|January 30th, 2016|
We're often really unsure how our abilities and ideas stand compared to others. We have a biased perspective, seeing things from the inside, and we have limited exposure to others. We're used to thinking of "gatekeepers" as people who stand in your way, keeping you from reaching you goals, but they can also serve a valuable role in letting you know how good your chances are and keeping you from wasting your time.
Let's say you want to do a PhD in math. You love the subject, you'd like to make a career out of it, and you apply to grad schools. If a school wants you, though, not only will they admit you but they'll arrange some combination of teaching and/or stipend. If they admit you but want you to pay tuition, that means they don't really expect you to do well there. So a common rule for math and similar PhDs is that you shouldn't do one unless they're offering you full funding.
Or let's say you slip on the ice in a grocery store parking lot, and want to sue. This kind of personal injury case is typically arranged with a contingent fee, where your lawyer only gets money if you win. If, after talking to various lawyers, they're only willing to take the case as self-pay, that's telling you that they don't think your case is very likely to win, and you should probably drop it.
- After shopping your proposal around with an agent, do you get offered a book deal?

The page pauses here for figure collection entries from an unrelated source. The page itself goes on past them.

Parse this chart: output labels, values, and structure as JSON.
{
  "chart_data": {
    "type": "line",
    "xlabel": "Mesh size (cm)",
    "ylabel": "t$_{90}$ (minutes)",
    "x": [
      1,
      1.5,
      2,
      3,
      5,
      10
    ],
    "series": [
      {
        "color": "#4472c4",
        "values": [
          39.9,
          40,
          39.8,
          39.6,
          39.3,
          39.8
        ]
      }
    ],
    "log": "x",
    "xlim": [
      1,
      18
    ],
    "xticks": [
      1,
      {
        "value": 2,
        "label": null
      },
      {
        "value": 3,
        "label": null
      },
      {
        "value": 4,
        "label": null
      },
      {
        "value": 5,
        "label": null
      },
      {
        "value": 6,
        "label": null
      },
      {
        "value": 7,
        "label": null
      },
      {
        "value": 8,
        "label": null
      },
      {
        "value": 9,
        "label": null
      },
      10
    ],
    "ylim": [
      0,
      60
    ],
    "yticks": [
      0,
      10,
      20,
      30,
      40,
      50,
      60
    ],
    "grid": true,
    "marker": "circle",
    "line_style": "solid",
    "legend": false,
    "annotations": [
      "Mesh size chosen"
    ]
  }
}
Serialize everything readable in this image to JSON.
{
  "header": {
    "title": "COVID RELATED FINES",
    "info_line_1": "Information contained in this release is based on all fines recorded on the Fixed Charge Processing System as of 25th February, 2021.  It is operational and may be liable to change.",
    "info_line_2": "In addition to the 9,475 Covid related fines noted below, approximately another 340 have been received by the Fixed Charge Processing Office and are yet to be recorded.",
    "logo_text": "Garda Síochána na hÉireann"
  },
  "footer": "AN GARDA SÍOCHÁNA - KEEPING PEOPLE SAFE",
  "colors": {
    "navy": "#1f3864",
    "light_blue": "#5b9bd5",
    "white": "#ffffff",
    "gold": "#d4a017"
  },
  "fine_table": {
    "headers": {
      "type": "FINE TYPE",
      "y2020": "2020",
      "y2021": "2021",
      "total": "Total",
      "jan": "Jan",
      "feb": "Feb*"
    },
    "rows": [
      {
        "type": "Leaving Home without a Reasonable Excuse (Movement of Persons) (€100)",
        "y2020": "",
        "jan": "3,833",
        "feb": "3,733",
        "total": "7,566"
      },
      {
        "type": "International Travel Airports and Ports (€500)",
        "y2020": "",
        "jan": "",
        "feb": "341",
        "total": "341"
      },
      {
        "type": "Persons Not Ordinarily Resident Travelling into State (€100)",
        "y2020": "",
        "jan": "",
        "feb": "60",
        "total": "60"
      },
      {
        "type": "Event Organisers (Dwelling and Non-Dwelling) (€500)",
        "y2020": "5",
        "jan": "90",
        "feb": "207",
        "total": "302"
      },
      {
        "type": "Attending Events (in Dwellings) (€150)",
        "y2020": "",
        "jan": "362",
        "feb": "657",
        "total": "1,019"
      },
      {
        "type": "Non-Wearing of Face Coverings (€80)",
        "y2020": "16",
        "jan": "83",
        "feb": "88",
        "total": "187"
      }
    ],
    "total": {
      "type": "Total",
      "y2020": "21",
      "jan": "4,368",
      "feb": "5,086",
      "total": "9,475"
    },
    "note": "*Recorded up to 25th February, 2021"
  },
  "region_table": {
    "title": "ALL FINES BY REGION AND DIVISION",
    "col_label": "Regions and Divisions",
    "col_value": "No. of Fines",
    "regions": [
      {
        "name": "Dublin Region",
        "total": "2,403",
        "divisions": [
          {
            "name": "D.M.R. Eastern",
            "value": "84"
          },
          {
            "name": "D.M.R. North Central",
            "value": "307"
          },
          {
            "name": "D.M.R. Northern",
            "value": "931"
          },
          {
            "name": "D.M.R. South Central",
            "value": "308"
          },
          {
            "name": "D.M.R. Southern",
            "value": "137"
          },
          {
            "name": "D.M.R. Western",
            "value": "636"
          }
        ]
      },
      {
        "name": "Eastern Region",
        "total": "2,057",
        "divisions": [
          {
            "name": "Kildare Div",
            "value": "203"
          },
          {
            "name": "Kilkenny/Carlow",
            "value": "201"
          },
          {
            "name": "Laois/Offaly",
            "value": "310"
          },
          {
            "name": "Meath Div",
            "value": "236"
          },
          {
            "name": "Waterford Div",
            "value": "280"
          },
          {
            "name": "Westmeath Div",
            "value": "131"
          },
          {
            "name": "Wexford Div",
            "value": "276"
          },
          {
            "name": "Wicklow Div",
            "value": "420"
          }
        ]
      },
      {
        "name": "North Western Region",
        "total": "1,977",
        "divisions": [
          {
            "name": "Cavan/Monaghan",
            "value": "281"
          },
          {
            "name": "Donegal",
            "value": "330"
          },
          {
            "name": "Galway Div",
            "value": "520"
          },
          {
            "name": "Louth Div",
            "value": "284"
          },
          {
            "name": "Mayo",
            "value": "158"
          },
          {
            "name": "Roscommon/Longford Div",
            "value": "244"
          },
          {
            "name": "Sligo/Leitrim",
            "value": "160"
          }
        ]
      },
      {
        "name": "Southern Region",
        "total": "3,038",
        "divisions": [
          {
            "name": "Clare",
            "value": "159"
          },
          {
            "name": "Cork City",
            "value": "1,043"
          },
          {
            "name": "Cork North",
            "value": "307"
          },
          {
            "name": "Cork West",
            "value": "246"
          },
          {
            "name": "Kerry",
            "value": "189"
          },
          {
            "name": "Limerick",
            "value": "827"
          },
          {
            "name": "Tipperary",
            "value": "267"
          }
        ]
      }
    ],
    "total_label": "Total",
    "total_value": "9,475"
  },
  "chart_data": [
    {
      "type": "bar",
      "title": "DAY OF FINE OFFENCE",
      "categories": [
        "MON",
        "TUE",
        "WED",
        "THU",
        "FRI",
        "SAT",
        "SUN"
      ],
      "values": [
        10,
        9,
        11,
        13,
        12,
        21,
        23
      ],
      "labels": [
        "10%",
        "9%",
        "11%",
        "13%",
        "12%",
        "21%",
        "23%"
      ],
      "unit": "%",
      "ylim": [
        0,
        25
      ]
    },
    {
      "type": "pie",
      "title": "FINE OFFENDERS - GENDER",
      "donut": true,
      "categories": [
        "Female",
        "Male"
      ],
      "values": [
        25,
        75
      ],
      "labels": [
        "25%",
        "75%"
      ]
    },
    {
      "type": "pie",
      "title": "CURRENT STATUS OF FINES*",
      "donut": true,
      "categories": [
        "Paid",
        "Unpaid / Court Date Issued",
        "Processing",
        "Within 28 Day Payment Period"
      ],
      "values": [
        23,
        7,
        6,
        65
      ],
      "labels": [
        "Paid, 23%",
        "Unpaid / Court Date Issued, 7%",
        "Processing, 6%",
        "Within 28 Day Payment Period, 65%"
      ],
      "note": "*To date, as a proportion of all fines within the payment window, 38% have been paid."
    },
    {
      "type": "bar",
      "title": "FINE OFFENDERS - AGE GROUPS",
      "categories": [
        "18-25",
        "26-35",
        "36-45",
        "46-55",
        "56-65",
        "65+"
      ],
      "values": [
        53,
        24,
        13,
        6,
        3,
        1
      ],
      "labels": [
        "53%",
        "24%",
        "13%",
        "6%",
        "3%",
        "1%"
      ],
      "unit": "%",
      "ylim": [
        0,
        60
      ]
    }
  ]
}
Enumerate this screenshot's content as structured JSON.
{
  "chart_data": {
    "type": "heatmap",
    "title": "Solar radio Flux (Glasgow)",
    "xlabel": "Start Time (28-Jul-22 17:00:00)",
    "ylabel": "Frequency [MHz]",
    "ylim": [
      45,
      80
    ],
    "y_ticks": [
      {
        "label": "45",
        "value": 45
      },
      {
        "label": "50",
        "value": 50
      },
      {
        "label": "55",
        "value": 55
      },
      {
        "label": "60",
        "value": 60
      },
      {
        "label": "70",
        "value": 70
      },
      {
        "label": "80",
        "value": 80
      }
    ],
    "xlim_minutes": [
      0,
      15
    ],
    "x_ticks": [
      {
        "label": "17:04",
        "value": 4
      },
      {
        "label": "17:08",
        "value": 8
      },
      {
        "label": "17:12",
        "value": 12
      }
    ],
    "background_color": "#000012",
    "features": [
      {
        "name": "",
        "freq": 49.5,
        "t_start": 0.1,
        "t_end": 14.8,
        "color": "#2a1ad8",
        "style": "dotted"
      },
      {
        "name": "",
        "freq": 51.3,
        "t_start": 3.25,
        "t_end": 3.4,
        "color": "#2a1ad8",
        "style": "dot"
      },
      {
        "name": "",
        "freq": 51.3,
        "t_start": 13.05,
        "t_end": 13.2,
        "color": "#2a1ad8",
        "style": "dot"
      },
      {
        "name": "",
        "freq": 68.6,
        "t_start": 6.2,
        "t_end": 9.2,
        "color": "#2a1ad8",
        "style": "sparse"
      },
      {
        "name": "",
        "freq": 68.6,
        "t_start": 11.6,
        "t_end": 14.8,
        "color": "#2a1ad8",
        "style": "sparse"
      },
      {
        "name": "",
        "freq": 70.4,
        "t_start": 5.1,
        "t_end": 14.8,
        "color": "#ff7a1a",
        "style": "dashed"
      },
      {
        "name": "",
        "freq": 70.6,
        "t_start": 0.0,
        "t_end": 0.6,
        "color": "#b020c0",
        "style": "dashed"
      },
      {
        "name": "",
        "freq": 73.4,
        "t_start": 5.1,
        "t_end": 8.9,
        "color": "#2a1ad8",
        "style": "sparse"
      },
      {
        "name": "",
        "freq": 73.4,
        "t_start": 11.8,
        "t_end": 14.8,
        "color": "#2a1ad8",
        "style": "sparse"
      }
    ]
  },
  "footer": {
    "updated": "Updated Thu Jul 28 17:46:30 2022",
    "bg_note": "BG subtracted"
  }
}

- Can you get venture capital to fund your startup?
- Can you get into a top-twelve philosophy PhD program?
You do need to keep in mind what is customary in different fields, though. If you're writing a kind of book where no one gets advances, then you can't take failure to get an advance as meaning much about you, though it does tell you things about the market for this kind of book. If you have an idea for a company that might need two employees and make $1M/year you won't get venture capital funding because they look for companies that will grow much larger than that, so failure to raise funds from them isn't a negative signal. 
(It's also possible for professional evaluators to get things wrong, and maybe you know something they don't. I would expect this most in situations where the evaluators' incentives and yours are not well aligned, where evaluators don't have the information to see how their decisions pan out, and where the market is too small for evaluators to have much practice.)
 Well, it would be a negative signal if you tried to raise money from them without realizing that this wasn't the sort of thing they're interested in funding. Though not a very strong signal, since "understands how VC works" is nearly entirely unrelated to what would make your small business successful or not.